There are times when the concentration goes missing and the mind goes a wandering. Rather like his claret and blue predecessor Paolo Di Canio, Payet leaves his genius firmly imprinted on a match. But there the similarities reach an end. Di Canio's temperament and behaviour were far more of a concern than the obvious talent. Payet will never be a loose cannon ready to explode at any moment and is far more restrained than Di Canio ever was.

 But the general consensus of opinion is that Payet has far too many delusions of grandeur than is good for him. Payet leaves lovely watercolours and oil paintings in all of his performances whereas Di Canio just loved a good old fashioned strop. Payet's free kicks are more Monet than Di Canio's Italian renaissance. But both players have given us cause to pause for breath over the years. if not breathtaking. Now though is the moment of judgment and Payet has to make vital decisions.

When the London Stadium had closed for business for the night and that glowing red structure outside the ground had been extinguished for the last time I began to think back to those rock and roll  Cup nights at the Boleyn Ground when the Chicken Run began to sway its scarves and the North Bank would light up a thousand cigarettes at half time in unison. It is a long, long time ago and in the light of a 5-0 by a team of quite literally City slickers, the London Stadium sounds an almost farcically inappropriate name.

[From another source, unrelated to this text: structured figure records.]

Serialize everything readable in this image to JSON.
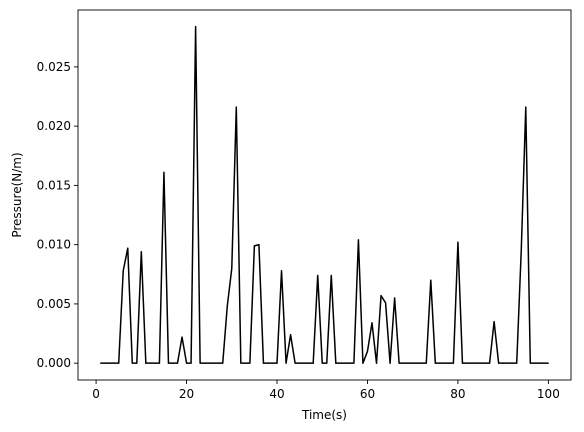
{
  "chart_data": {
    "type": "line",
    "title": "",
    "xlabel": "Time(s)",
    "ylabel": "Pressure(N/m)",
    "xlim": [
      -4,
      105
    ],
    "ylim": [
      -0.00142,
      0.0298
    ],
    "xticks": [
      0,
      20,
      40,
      60,
      80,
      100
    ],
    "xtick_labels": [
      "0",
      "20",
      "40",
      "60",
      "80",
      "100"
    ],
    "yticks": [
      0.0,
      0.005,
      0.01,
      0.015,
      0.02,
      0.025
    ],
    "ytick_labels": [
      "0.000",
      "0.005",
      "0.010",
      "0.015",
      "0.020",
      "0.025"
    ],
    "grid": false,
    "line_color": "#000000",
    "series": [
      {
        "x": [
          1,
          2,
          3,
          4,
          5,
          6,
          7,
          8,
          9,
          10,
          11,
          12,
          13,
          14,
          15,
          16,
          17,
          18,
          19,
          20,
          21,
          22,
          23,
          24,
          25,
          26,
          27,
          28,
          29,
          30,
          31,
          32,
          33,
          34,
          35,
          36,
          37,
          38,
          39,
          40,
          41,
          42,
          43,
          44,
          45,
          46,
          47,
          48,
          49,
          50,
          51,
          52,
          53,
          54,
          55,
          56,
          57,
          58,
          59,
          60,
          61,
          62,
          63,
          64,
          65,
          66,
          67,
          68,
          69,
          70,
          71,
          72,
          73,
          74,
          75,
          76,
          77,
          78,
          79,
          80,
          81,
          82,
          83,
          84,
          85,
          86,
          87,
          88,
          89,
          90,
          91,
          92,
          93,
          94,
          95,
          96,
          97,
          98,
          99,
          100
        ],
        "y": [
          0,
          0,
          0,
          0,
          0,
          0.0078,
          0.0097,
          0,
          0,
          0.0094,
          0,
          0,
          0,
          0,
          0.0161,
          0,
          0,
          0,
          0.0022,
          0,
          0,
          0.0284,
          0,
          0,
          0,
          0,
          0,
          0,
          0.0048,
          0.008,
          0.0216,
          0,
          0,
          0,
          0.0099,
          0.01,
          0,
          0,
          0,
          0,
          0.0078,
          0,
          0.0024,
          0,
          0,
          0,
          0,
          0,
          0.0074,
          0,
          0,
          0.0074,
          0,
          0,
          0,
          0,
          0,
          0.0104,
          0,
          0.001,
          0.0034,
          0,
          0.0057,
          0.0051,
          0,
          0.0055,
          0,
          0,
          0,
          0,
          0,
          0,
          0,
          0.007,
          0,
          0,
          0,
          0,
          0,
          0.0102,
          0,
          0,
          0,
          0,
          0,
          0,
          0,
          0.0035,
          0,
          0,
          0,
          0,
          0,
          0.0095,
          0.0216,
          0,
          0,
          0,
          0,
          0
        ]
      }
    ]
  }
}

 At the moment at least. it is quite possibly a veiled insult to the rest of London teams playing in both the Premier League and the rest of the League. Can West Ham seriously consider themselves as the definitive London team playing at the London Stadium? It does seem a horrible misnomer but then this is not the time for dwelling on what might have been.

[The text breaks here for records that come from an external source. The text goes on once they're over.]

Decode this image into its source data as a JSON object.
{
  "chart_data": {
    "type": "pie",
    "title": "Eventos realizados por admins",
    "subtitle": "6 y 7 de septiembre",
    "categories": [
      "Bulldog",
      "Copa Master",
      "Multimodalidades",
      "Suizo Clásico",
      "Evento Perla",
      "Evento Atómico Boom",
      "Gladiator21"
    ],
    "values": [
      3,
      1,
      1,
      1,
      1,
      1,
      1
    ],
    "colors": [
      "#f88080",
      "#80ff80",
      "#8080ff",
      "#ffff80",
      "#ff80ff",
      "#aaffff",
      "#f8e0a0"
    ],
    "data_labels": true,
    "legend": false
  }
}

The London Stadium was always likely to be fraught with problems and to an impartial observer Upton Park still seems like one of those intimate fringe theatres where every voice could be clearly heard. The crowd control and stewarding issues at the beginning of the season were more than serious disturbances. They were a distressing reminder to all West Ham fans that the whole move to a new stadium has carried with it faint echoes of a huge transitional period.

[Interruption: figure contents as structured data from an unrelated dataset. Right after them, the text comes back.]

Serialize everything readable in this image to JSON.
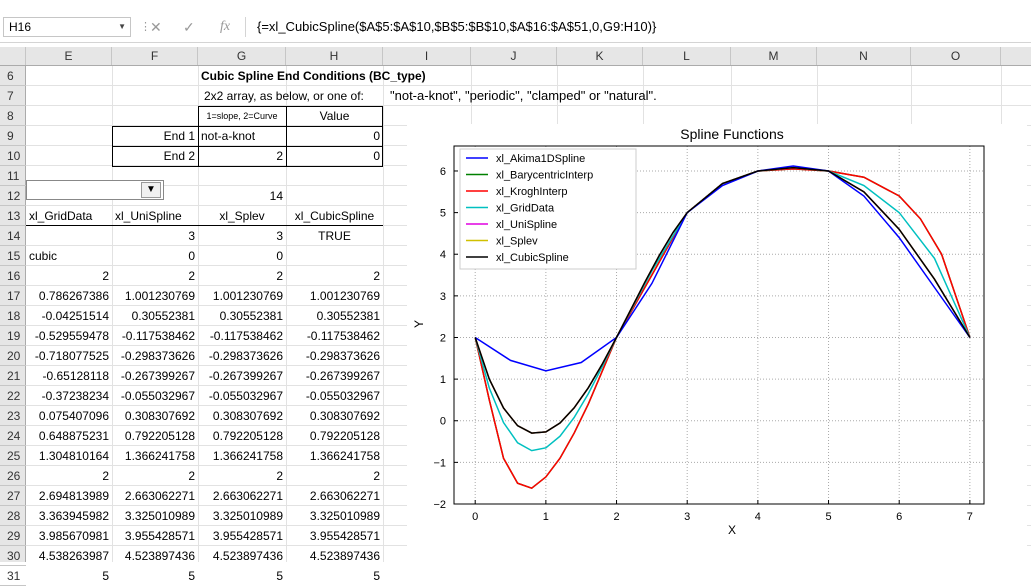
{
  "name_box": {
    "value": "H16"
  },
  "formula_bar": {
    "value": "{=xl_CubicSpline($A$5:$A$10,$B$5:$B$10,$A$16:$A$51,0,G9:H10)}",
    "fx": "fx"
  },
  "columns": [
    "E",
    "F",
    "G",
    "H",
    "I",
    "J",
    "K",
    "L",
    "M",
    "N",
    "O"
  ],
  "rows": [
    "6",
    "7",
    "8",
    "9",
    "10",
    "11",
    "12",
    "13",
    "14",
    "15",
    "16",
    "17",
    "18",
    "19",
    "20",
    "21",
    "22",
    "23",
    "24",
    "25",
    "26",
    "27",
    "28",
    "29",
    "30",
    "31"
  ],
  "sheet": {
    "title": "Cubic Spline End Conditions (BC_type)",
    "subtitle": "2x2 array, as below, or one of:",
    "options": "\"not-a-knot\", \"periodic\", \"clamped\" or \"natural\".",
    "hdr_g8": "1=slope, 2=Curve",
    "hdr_h8": "Value",
    "end1_label": "End 1",
    "end1_type": "not-a-knot",
    "end1_value": "0",
    "end2_label": "End 2",
    "end2_type": "2",
    "end2_value": "0",
    "g12": "14",
    "headers": [
      "xl_GridData",
      "xl_UniSpline",
      "xl_Splev",
      "xl_CubicSpline"
    ],
    "r14": [
      "",
      "3",
      "3",
      "TRUE"
    ],
    "r15": [
      "cubic",
      "0",
      "0",
      ""
    ],
    "data": [
      [
        "2",
        "2",
        "2",
        "2"
      ],
      [
        "0.786267386",
        "1.001230769",
        "1.001230769",
        "1.001230769"
      ],
      [
        "-0.04251514",
        "0.30552381",
        "0.30552381",
        "0.30552381"
      ],
      [
        "-0.529559478",
        "-0.117538462",
        "-0.117538462",
        "-0.117538462"
      ],
      [
        "-0.718077525",
        "-0.298373626",
        "-0.298373626",
        "-0.298373626"
      ],
      [
        "-0.65128118",
        "-0.267399267",
        "-0.267399267",
        "-0.267399267"
      ],
      [
        "-0.37238234",
        "-0.055032967",
        "-0.055032967",
        "-0.055032967"
      ],
      [
        "0.075407096",
        "0.308307692",
        "0.308307692",
        "0.308307692"
      ],
      [
        "0.648875231",
        "0.792205128",
        "0.792205128",
        "0.792205128"
      ],
      [
        "1.304810164",
        "1.366241758",
        "1.366241758",
        "1.366241758"
      ],
      [
        "2",
        "2",
        "2",
        "2"
      ],
      [
        "2.694813989",
        "2.663062271",
        "2.663062271",
        "2.663062271"
      ],
      [
        "3.363945982",
        "3.325010989",
        "3.325010989",
        "3.325010989"
      ],
      [
        "3.985670981",
        "3.955428571",
        "3.955428571",
        "3.955428571"
      ],
      [
        "4.538263987",
        "4.523897436",
        "4.523897436",
        "4.523897436"
      ],
      [
        "5",
        "5",
        "5",
        "5"
      ]
    ]
  },
  "chart_data": {
    "type": "line",
    "title": "Spline Functions",
    "xlabel": "X",
    "ylabel": "Y",
    "xlim": [
      -0.3,
      7.2
    ],
    "ylim": [
      -2,
      6.6
    ],
    "xticks": [
      "0",
      "1",
      "2",
      "3",
      "4",
      "5",
      "6",
      "7"
    ],
    "yticks": [
      "6",
      "5",
      "4",
      "3",
      "2",
      "1",
      "0",
      "−1",
      "−2"
    ],
    "grid": true,
    "legend": "top-left",
    "series": [
      {
        "name": "xl_Akima1DSpline",
        "color": "#0000ff",
        "x": [
          0,
          0.5,
          1,
          1.5,
          2,
          2.5,
          3,
          3.5,
          4,
          4.5,
          5,
          5.5,
          6,
          6.5,
          7
        ],
        "y": [
          2,
          1.45,
          1.2,
          1.4,
          2,
          3.3,
          5.0,
          5.65,
          6.0,
          6.12,
          6.0,
          5.4,
          4.4,
          3.2,
          2
        ]
      },
      {
        "name": "xl_BarycentricInterp",
        "color": "#008000",
        "x": [
          0,
          0.2,
          0.4,
          0.6,
          0.8,
          1.0,
          1.2,
          1.4,
          1.6,
          2,
          2.5,
          3,
          3.5,
          4,
          4.5,
          5,
          5.5,
          6,
          6.3,
          6.6,
          7
        ],
        "y": [
          2,
          0.5,
          -0.9,
          -1.5,
          -1.62,
          -1.35,
          -0.9,
          -0.3,
          0.4,
          2,
          3.5,
          5.0,
          5.7,
          6.0,
          6.05,
          6.0,
          5.85,
          5.4,
          4.85,
          4.0,
          2
        ]
      },
      {
        "name": "xl_KroghInterp",
        "color": "#ff0000",
        "x": [
          0,
          0.2,
          0.4,
          0.6,
          0.8,
          1.0,
          1.2,
          1.4,
          1.6,
          2,
          2.5,
          3,
          3.5,
          4,
          4.5,
          5,
          5.5,
          6,
          6.3,
          6.6,
          7
        ],
        "y": [
          2,
          0.5,
          -0.9,
          -1.5,
          -1.62,
          -1.35,
          -0.9,
          -0.3,
          0.4,
          2,
          3.5,
          5.0,
          5.7,
          6.0,
          6.05,
          6.0,
          5.85,
          5.4,
          4.85,
          4.0,
          2
        ]
      },
      {
        "name": "xl_GridData",
        "color": "#00c0c0",
        "x": [
          0,
          0.2,
          0.4,
          0.6,
          0.8,
          1.0,
          1.2,
          1.4,
          1.6,
          1.8,
          2,
          2.5,
          3,
          3.5,
          4,
          4.5,
          5,
          5.5,
          6,
          6.5,
          7
        ],
        "y": [
          2,
          0.786,
          -0.043,
          -0.53,
          -0.718,
          -0.651,
          -0.372,
          0.075,
          0.649,
          1.305,
          2,
          3.6,
          5.0,
          5.7,
          6.0,
          6.08,
          6.0,
          5.65,
          5.0,
          3.9,
          2
        ]
      },
      {
        "name": "xl_UniSpline",
        "color": "#e000e0",
        "x": [
          0,
          0.2,
          0.4,
          0.6,
          0.8,
          1.0,
          1.2,
          1.4,
          1.6,
          1.8,
          2,
          2.2,
          2.4,
          2.6,
          2.8,
          3,
          3.5,
          4,
          4.5,
          5,
          5.5,
          6,
          6.5,
          7
        ],
        "y": [
          2,
          1.001,
          0.306,
          -0.118,
          -0.298,
          -0.267,
          -0.055,
          0.308,
          0.792,
          1.366,
          2,
          2.663,
          3.325,
          3.955,
          4.524,
          5,
          5.7,
          6.0,
          6.08,
          6.0,
          5.5,
          4.6,
          3.4,
          2
        ]
      },
      {
        "name": "xl_Splev",
        "color": "#d0c000",
        "x": [
          0,
          0.2,
          0.4,
          0.6,
          0.8,
          1.0,
          1.2,
          1.4,
          1.6,
          1.8,
          2,
          2.2,
          2.4,
          2.6,
          2.8,
          3,
          3.5,
          4,
          4.5,
          5,
          5.5,
          6,
          6.5,
          7
        ],
        "y": [
          2,
          1.001,
          0.306,
          -0.118,
          -0.298,
          -0.267,
          -0.055,
          0.308,
          0.792,
          1.366,
          2,
          2.663,
          3.325,
          3.955,
          4.524,
          5,
          5.7,
          6.0,
          6.08,
          6.0,
          5.5,
          4.6,
          3.4,
          2
        ]
      },
      {
        "name": "xl_CubicSpline",
        "color": "#000000",
        "x": [
          0,
          0.2,
          0.4,
          0.6,
          0.8,
          1.0,
          1.2,
          1.4,
          1.6,
          1.8,
          2,
          2.2,
          2.4,
          2.6,
          2.8,
          3,
          3.5,
          4,
          4.5,
          5,
          5.5,
          6,
          6.5,
          7
        ],
        "y": [
          2,
          1.001,
          0.306,
          -0.118,
          -0.298,
          -0.267,
          -0.055,
          0.308,
          0.792,
          1.366,
          2,
          2.663,
          3.325,
          3.955,
          4.524,
          5,
          5.7,
          6.0,
          6.08,
          6.0,
          5.5,
          4.6,
          3.4,
          2
        ]
      }
    ]
  }
}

We all know about the trials and tribulations of moving with all the traumatic aches and pains that accompany this moment in our lives. You suspect though that when all the furniture has been taken off the removal vans then West Ham may begin to find their feet again. But at the moment the sofa looks very ragged and the armchairs are ever so slightly rickety. We must hope that a good lick of emulsion of paint may just be what West Ham are missing. Time for a bit of renovation and modernisation

For the time being though it's time for sober reflection and remembering the flow and fluency of a side managed by Ron Greenwood and how easy it was on the eye. Then there were the equally fluid, supple and flexible presentations of the John Lyall era when the old First Division was almost claimed just over 31 years ago. Oh for that final game when the Hammers reached out and almost claimed the old League Championship. Somewhere and somehow the claret and blue army will reach their promised land. It is time to faithfully blow those Bubbles.